More troubling is that while Bush promotes this policy to appease his fundamentalist base who seems to hate any form of sexuality that is not "man + woman within a marriage," the list of those who oppose the policy, and who base their opposition on actual evidence, is long. One of the most prominent being the American Academy of Pediatrics, which advocates for abstinence promotion and the delay of early sexual activity while urging responsible contraceptive use. The President's daughter, Jenna bush, has also publicly come out against abstinence-only after her admirable experience working as a UNICEF volunteer in Latin America.

But something that should concern us all, especially from a public health standpoint, is that several reports (inluding this House of Representatives Special Report) have found that abstinence-only programs deprive children of critical information about sexuality. Specifically, the House report found that "Eleven of the thirteen curricula most commonly used by [federally-funded abstinence-only] programs contain major errors and distortions of public health information." These programs, by the way, have received over $90 million in public funding.

What is some of the misleading publicly-funded info, you may ask? (All quotes from the House Report)

Well, "Several curricula cite an erroneuos 1993 study of condom effectiveness" distorting the rate of HIV transmission when a condom is used. (ie- it scares kids into thinking it's much easier to get HIV when they use condoms than it really is).

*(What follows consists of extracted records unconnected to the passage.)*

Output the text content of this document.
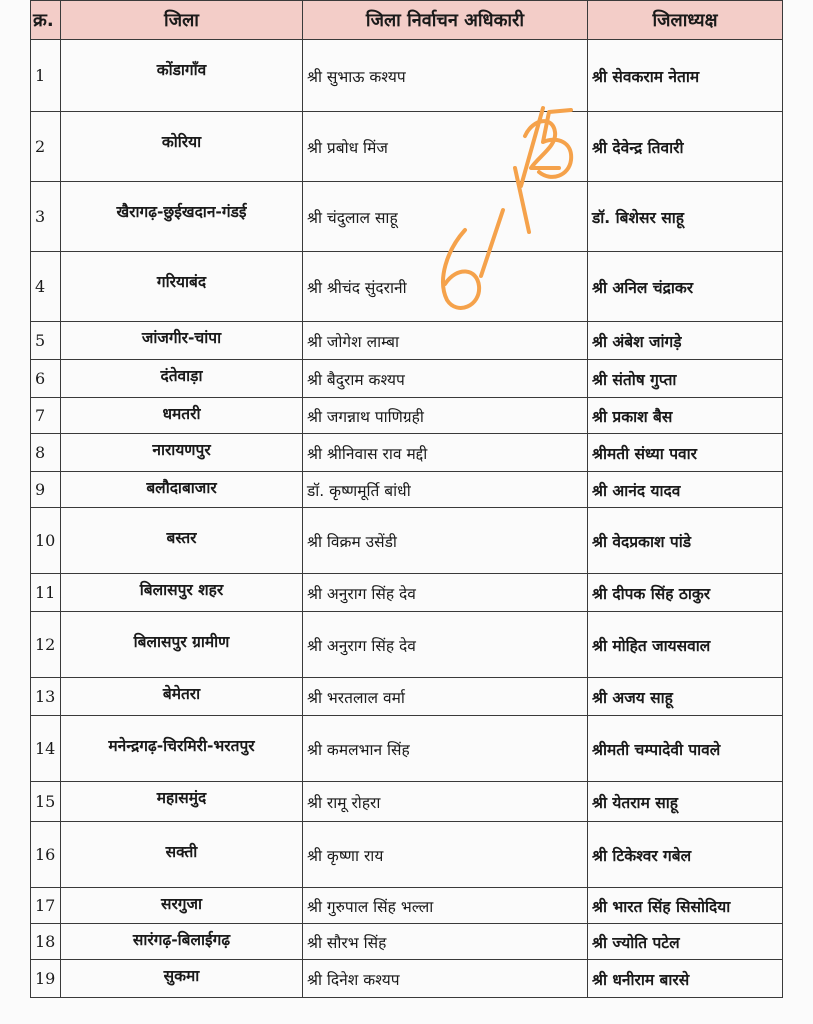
क्र.	जिला	जिला निर्वाचन अधिकारी	जिलाध्यक्ष
1	कोंडागाँव	श्री सुभाऊ कश्यप	श्री सेवकराम नेताम
2	कोरिया	श्री प्रबोध मिंज	श्री देवेन्द्र तिवारी
3	खैरागढ़-छुईखदान-गंडई	श्री चंदुलाल साहू	डॉ. बिशेसर साहू
4	गरियाबंद	श्री श्रीचंद सुंदरानी	श्री अनिल चंद्राकर
5	जांजगीर-चांपा	श्री जोगेश लाम्बा	श्री अंबेश जांगड़े
6	दंतेवाड़ा	श्री बैदुराम कश्यप	श्री संतोष गुप्ता
7	धमतरी	श्री जगन्नाथ पाणिग्रही	श्री प्रकाश बैस
8	नारायणपुर	श्री श्रीनिवास राव मद्दी	श्रीमती संध्या पवार
9	बलौदाबाजार	डॉ. कृष्णमूर्ति बांधी	श्री आनंद यादव
10	बस्तर	श्री विक्रम उसेंडी	श्री वेदप्रकाश पांडे
11	बिलासपुर शहर	श्री अनुराग सिंह देव	श्री दीपक सिंह ठाकुर
12	बिलासपुर ग्रामीण	श्री अनुराग सिंह देव	श्री मोहित जायसवाल
13	बेमेतरा	श्री भरतलाल वर्मा	श्री अजय साहू
14	मनेन्द्रगढ़-चिरमिरी-भरतपुर	श्री कमलभान सिंह	श्रीमती चम्पादेवी पावले
15	महासमुंद	श्री रामू रोहरा	श्री येतराम साहू
16	सक्ती	श्री कृष्णा राय	श्री टिकेश्वर गबेल
17	सरगुजा	श्री गुरुपाल सिंह भल्ला	श्री भारत सिंह सिसोदिया
18	सारंगढ़-बिलाईगढ़	श्री सौरभ सिंह	श्री ज्योति पटेल
19	सुकमा	श्री दिनेश कश्यप	श्री धनीराम बारसे
6/1/25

Some falsely state "as condom usage has increased, so have rates of STDs." (Even though, in reality most recent data indicates that the rates of "important STDs, such as syphilis and gonorrhea, have been dropping over the past decade" and condom use is associated with "reduced acquisition" of STDs. The STD that has seen an increase over the past decade is chlamydia, of which the rate of increase is attributed to "increased screening, imporved reporting," and other variables- not condom use.)

In addition, the curricula blurs "religion and science" by "presenting moral judgments as scientific fact." (Ya think?) "The SPRANS program mandates, for instance, that programs teach that having sex only within marriage 'is the expected standard of human sexual activity.'" Again, problematic for gay people why? You fill in the blank. "One curriculum that describes fetuses as 'babies' describes the blastocyst, technically a ball of 107 to 256 cells at the beginning of uterine implantation, as 'snuggling' into the uterus."

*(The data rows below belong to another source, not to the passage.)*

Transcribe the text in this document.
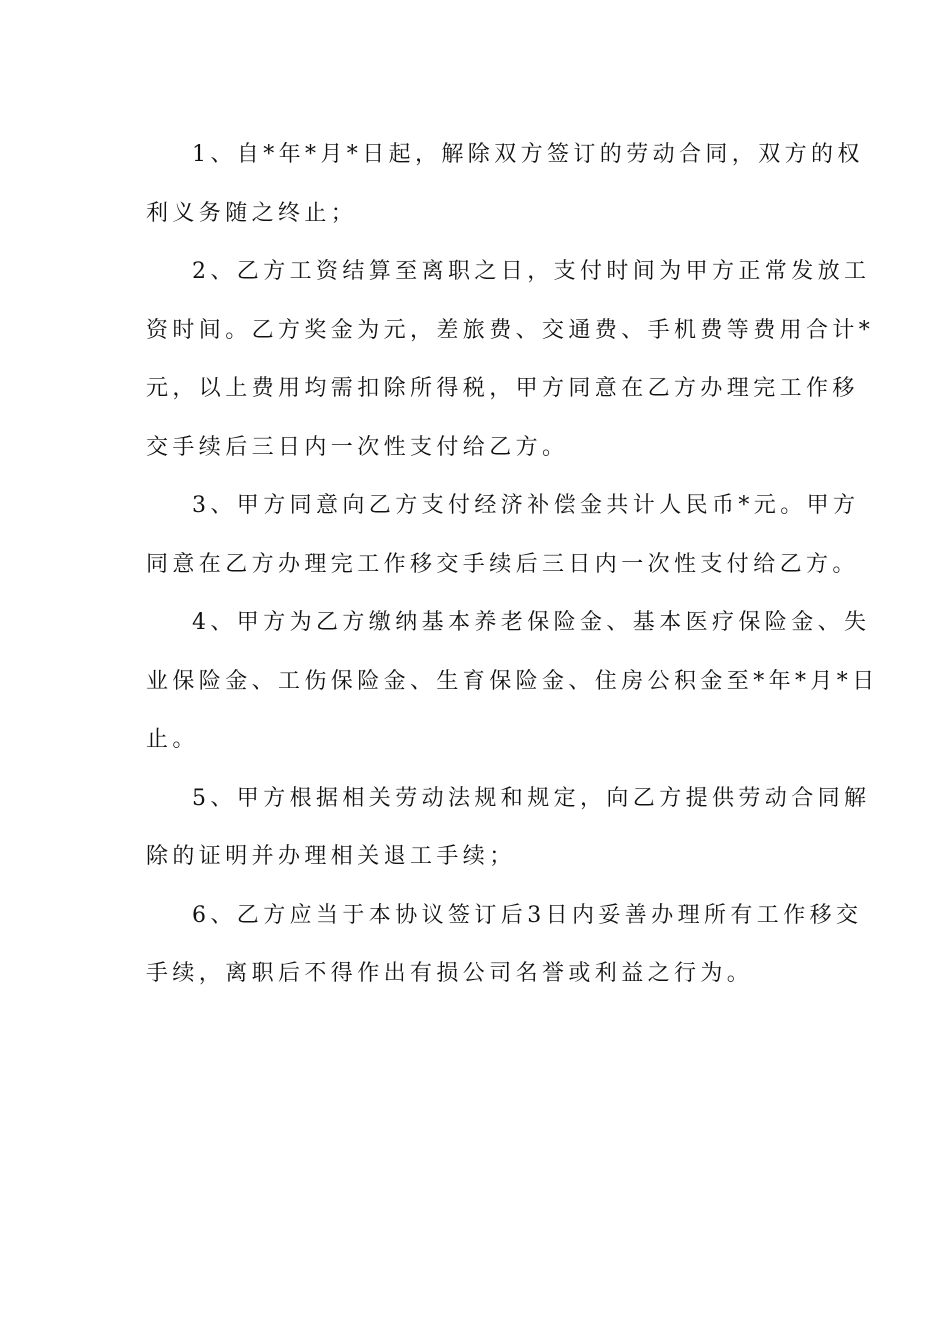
1、自*年*月*日起，解除双方签订的劳动合同，双方的权
利义务随之终止；
2、乙方工资结算至离职之日，支付时间为甲方正常发放工
资时间。乙方奖金为元，差旅费、交通费、手机费等费用合计*
元，以上费用均需扣除所得税，甲方同意在乙方办理完工作移
交手续后三日内一次性支付给乙方。
3、甲方同意向乙方支付经济补偿金共计人民币*元。甲方
同意在乙方办理完工作移交手续后三日内一次性支付给乙方。
4、甲方为乙方缴纳基本养老保险金、基本医疗保险金、失
业保险金、工伤保险金、生育保险金、住房公积金至*年*月*日
止。
5、甲方根据相关劳动法规和规定，向乙方提供劳动合同解
除的证明并办理相关退工手续；
6、乙方应当于本协议签订后3日内妥善办理所有工作移交
手续，离职后不得作出有损公司名誉或利益之行为。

Some of the curricula also "promote stereotypes about boys and girls." For instance, girls care less about their futures than boys as one curriculum instructs, "Women gauge their happiness and judge their success by their relationships. Men's happiness and success hinge on their accomplishments."

Yikes!


It would be helpful, one would think, for health information to, you know, actually inform, rather than distort health information. Especially if the purpose of the information is to help kids rather than impose fundamentalist Christian morality on them and control sexual behavior. Clearly, when some people seek to "save the children" they don't really mean it- believing that it's better to lie to kids and scare them than it is to be present honest information and expect them to make responsible, intelligent decisions.

But we already knew that didn't we ;-)

Read the report for more details regarding mis-information.


And now?

"In 2005 and 2006, researchers surveyed 2,000 teenagers in two rurual and two urban communities. They found that students who had had abstinence-only education were just as likely to have sex as a control group of teens who did not receive the instruction. Among sexually active teens in both groups, the average age of the start of sexual activity was just shy of 15. A majority of those had two or more partners, they said. Just 23 percent reported always using condoms.

The recent rise in teen births stands in stark contrast to more than a decade of decline. Between 1991 and 2005, the rate of births to females aged 15-19 plummeted by 34 percent, from a high of 61.8 births per 1,000 in 1991 to 40.5 live births per 1,000 females in that age bracket in 2005."



Teens are having sex, but are not using condoms. Is this a surprise, and can you blame some of them? They are irresponsibly told that condoms cause STDs, or they aren't told anything at all about condoms. I don't know which is worse, actually.

But this is a prime example of why religion does not often make sound public policy.